Generally, the time to start your seeds is about 2- 3 weeks before the last expected spring frost date in your area, planting the seedlings outdoors about 2 weeks after that date. Another way to figure is to plan on setting out sturdy seedlings in the garden when night temperatures stay in the mid-50 degree range both day and night. Count back and sow seeds 2 to 3 weeks before that date normally arrives. Place a few seeds (5 to 6) into each pot and push them into the soil with your finger. Cover the seeds to a depth of approximately 1/4 inches of the potting mix. Mist each  pot with water until the soil appears moist. Place the pots in an area which will provide both light (which is required for germination) and heat, preferably about 65 to 70 degrees F and at least 8 hours of light each day. Check on the seeds every day and keep the seeds damp but not drenched by misting with your plant mister. You should see sprouting in about 10 to 15 days. Once your seedlings have reached about 2 to 3 inches in height, choose an area in your garden to transfer them. You can also use containers like barrels or clay pots. Dig holes twice the width and depth of each of your pots. Fill up each hole with water then let it drain off.

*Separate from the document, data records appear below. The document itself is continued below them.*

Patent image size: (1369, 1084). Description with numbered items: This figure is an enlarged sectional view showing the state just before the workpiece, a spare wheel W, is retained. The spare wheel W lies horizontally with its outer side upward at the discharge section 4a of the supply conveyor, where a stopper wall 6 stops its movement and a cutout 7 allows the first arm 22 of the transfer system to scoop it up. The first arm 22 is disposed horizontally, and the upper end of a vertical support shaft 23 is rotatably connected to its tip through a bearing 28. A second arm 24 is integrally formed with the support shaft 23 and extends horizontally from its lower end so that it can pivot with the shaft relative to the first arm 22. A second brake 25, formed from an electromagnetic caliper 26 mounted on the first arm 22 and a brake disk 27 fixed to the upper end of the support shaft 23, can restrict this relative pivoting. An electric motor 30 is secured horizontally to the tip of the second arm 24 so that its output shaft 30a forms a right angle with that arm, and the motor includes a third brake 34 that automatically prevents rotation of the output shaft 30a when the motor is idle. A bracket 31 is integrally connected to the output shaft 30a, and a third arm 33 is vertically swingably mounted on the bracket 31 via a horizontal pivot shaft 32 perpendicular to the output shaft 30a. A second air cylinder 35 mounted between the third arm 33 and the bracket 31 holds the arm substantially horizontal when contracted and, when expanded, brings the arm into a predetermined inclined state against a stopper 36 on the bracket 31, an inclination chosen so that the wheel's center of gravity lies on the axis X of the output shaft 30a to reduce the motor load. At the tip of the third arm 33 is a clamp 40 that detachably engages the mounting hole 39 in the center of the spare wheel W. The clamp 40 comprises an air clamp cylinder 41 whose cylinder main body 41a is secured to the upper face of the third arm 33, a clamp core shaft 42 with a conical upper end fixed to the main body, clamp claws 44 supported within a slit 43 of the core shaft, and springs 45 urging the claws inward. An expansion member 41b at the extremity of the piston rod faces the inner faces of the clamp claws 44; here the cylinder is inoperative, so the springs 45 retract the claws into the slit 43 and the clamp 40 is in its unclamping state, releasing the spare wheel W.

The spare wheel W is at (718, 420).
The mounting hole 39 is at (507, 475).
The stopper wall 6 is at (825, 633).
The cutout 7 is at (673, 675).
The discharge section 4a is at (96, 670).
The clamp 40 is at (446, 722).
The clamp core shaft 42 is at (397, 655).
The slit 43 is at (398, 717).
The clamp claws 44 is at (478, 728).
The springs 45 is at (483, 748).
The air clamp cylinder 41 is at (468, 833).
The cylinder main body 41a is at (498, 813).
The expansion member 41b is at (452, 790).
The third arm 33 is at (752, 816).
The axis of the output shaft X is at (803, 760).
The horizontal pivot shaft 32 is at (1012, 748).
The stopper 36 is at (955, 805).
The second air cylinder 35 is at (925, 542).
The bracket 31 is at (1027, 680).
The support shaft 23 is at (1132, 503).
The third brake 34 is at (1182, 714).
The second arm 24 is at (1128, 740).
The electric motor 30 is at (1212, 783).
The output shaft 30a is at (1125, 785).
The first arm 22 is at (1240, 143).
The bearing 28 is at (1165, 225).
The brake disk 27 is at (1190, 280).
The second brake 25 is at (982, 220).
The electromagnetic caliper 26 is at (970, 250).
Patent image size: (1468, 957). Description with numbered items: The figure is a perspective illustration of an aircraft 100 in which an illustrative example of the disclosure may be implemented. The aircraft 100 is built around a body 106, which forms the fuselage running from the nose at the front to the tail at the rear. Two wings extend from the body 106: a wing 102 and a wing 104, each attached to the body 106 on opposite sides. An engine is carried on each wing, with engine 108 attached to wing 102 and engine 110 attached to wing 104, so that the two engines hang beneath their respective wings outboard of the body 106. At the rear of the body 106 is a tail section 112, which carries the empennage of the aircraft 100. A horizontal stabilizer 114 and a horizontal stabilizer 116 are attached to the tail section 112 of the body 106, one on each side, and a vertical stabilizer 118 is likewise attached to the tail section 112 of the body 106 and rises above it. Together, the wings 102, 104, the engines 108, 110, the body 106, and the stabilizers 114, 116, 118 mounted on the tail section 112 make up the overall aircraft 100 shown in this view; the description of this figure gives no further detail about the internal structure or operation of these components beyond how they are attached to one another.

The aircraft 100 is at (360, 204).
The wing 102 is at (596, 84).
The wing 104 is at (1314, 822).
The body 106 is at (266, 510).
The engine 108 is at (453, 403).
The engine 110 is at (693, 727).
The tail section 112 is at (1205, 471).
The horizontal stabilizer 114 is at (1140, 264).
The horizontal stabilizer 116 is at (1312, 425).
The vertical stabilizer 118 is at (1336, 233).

Place a pot in the hole center and level so that your seedling is at the same level as the surrounding soil. Push dirt in carefully all the way to fill the hole back up. Water each seedling carefully so as not to soak the leaves or stem.

Direct-seeding into the Garden

Turn over the area you've selected to a depth of approximately 2 inches. Rake the area until it's level and smooth. Water the area until the soil is damp but not saturated. Scatter the seeds in the area. Gently rake the area to distribute the seeds further and protect them from birds. Or, press the seeds into the soil and cover with no more than 1/4 inches of soil. You can also place 2 to 3 seeds every 3 to 4 inches in rows approximately 2-4 inches apart, and cover seeds with 1/4 inches of soil. Place planting stakes around the area so you will know where to water. Check on your seeds about once a day. Make sure to mist the soil whenever it appears dry. Germination for Rutabaga, American Purple Top plants is approximately 10 to 15 days, depending on the warmth of the soil.  Many gardeners plant these in rows with slight hills.

Germination Problems

Growing plants from seeds successfully depends on a lot of factors and this makes it impossible to guarantee success on every batch of seeds planted.  Factors include, soil composition, PH, temperature, moisture levels, seed depth, soil density, seed viability, seed storage and many others.  We tested the germination of all our seeds and this seed variety is around 80%, but your results may vary based on exactly how you plant and all the environmental factors.  Good luck.